Indeed, the exceptional effectiveness of COVID-19 vaccines made this year’s nine in-person diploma ceremonies possible. After ceremonies for medicine and law Sunday, May 16, on Freiberger Field, the university hosted seven more from Friday through Sunday, May 28–30. The events welcomed more than 1,700 graduates.
Morial said the other two aspects of the trilogy of tomorrow are the rapid advance and spread of technology and the ways it contributes to globalization, and our collective commitment to equity—with regard to race, gender, religion, sexual orientation.
“To build an America for the 21st century… all of us have to be committed to building a nation that’s fair, a nation that is without systemic racism, a nation which embraces its ideals,” Morial said. “If you do that—that’s success.”
This year’s undergraduate ceremonies marked the 31st that Interim President Cowen has hosted, including 14 as the dean of the Weatherhead School of Management, and 16 as president of Tulane University. Speaking Sunday, he reminded all members of the Class of 2021 of how uniquely prepared they are for the next steps in their lives.
“You all proved during the pandemic that you are strong and adaptable.

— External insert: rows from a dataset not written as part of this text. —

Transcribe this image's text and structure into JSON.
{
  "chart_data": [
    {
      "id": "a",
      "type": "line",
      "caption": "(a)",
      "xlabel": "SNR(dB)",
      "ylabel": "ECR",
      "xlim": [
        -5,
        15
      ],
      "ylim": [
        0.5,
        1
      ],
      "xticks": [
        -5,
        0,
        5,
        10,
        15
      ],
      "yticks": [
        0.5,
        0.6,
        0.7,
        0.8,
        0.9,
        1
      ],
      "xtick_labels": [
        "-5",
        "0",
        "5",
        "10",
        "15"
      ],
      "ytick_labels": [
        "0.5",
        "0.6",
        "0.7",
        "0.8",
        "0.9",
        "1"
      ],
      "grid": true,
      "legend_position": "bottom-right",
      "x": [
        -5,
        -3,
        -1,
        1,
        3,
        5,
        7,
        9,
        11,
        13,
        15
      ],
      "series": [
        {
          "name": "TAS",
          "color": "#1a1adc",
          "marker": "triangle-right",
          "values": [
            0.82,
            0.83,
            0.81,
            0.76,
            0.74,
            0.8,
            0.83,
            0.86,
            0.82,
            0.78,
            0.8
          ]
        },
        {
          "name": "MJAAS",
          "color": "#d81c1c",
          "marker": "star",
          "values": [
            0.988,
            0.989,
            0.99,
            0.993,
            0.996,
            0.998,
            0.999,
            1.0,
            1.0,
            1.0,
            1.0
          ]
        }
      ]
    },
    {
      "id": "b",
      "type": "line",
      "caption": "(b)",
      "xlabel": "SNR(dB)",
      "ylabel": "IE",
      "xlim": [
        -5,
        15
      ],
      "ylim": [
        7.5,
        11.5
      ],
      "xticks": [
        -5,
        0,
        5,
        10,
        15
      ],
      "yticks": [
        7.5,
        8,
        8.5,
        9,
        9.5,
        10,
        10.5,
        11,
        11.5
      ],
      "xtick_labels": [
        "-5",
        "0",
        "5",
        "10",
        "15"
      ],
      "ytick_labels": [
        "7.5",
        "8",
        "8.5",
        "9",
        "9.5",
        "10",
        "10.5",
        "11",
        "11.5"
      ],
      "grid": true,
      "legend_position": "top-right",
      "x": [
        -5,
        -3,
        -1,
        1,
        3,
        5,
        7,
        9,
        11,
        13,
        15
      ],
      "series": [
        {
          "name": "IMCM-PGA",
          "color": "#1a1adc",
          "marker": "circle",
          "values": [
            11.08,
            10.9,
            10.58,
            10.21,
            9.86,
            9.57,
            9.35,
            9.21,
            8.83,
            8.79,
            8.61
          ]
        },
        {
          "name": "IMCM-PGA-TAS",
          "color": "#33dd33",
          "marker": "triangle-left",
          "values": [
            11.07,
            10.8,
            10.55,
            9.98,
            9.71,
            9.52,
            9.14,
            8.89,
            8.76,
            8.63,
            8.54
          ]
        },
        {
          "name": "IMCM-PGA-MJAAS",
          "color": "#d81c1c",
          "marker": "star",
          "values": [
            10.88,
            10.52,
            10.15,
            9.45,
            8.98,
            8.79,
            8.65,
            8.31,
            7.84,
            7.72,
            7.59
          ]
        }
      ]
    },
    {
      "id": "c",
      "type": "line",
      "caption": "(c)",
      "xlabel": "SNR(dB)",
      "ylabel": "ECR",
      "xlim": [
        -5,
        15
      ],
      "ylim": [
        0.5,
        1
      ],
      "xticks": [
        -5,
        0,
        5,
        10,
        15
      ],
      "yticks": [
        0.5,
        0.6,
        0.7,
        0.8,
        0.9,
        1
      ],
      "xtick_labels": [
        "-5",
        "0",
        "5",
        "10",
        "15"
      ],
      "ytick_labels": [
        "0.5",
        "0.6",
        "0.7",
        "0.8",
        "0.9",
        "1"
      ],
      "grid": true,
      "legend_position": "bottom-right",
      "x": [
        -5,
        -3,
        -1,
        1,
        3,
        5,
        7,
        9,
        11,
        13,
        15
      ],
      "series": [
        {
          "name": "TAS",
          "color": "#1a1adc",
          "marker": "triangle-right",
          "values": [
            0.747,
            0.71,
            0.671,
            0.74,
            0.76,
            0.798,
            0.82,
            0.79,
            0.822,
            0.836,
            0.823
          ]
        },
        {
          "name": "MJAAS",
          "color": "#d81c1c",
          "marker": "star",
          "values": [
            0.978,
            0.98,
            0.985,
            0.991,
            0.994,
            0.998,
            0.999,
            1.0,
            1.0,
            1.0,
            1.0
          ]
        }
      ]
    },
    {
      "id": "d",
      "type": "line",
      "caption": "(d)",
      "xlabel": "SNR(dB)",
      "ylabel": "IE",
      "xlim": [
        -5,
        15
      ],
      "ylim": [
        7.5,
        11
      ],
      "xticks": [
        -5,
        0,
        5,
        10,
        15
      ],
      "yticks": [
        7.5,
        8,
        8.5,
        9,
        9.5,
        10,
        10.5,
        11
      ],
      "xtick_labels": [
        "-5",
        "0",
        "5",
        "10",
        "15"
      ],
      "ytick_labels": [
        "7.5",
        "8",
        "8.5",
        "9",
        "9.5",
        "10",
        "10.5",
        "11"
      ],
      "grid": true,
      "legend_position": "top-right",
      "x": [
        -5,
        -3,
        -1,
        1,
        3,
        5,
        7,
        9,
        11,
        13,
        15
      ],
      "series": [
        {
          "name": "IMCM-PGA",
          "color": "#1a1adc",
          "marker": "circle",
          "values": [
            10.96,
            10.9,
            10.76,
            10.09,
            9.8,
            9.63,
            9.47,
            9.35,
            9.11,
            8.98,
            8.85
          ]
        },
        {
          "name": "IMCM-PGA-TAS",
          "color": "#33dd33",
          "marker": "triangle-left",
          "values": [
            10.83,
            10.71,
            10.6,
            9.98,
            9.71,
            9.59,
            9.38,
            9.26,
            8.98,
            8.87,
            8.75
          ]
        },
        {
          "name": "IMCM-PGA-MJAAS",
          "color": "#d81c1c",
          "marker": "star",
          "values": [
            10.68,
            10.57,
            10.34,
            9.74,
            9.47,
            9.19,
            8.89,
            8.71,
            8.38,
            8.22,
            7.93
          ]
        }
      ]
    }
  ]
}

Resilience emerges when we face adversity,” Cowen said. “You are going to be alright—no matter any uncertainties or setbacks you may face in your next chapter.”
Morial also was one of three honorary degree recipients; the others were paleontologist Kamoya Kimeu, a leading figure in origins science who worked closely with Maeve and Richard Leakey, and Harvey Lodish, a renowned molecular and cell biologist who was among the founders of the Whitehead Institute for Biomedical Research. Pamela B. Davis, renowned cystic fibrosis researcher and dean of the medical school from 2007 through 2020, received the Frank and Dorothy Humel Hovorka Prize, the highest honor the university can bestow on a member of the faculty.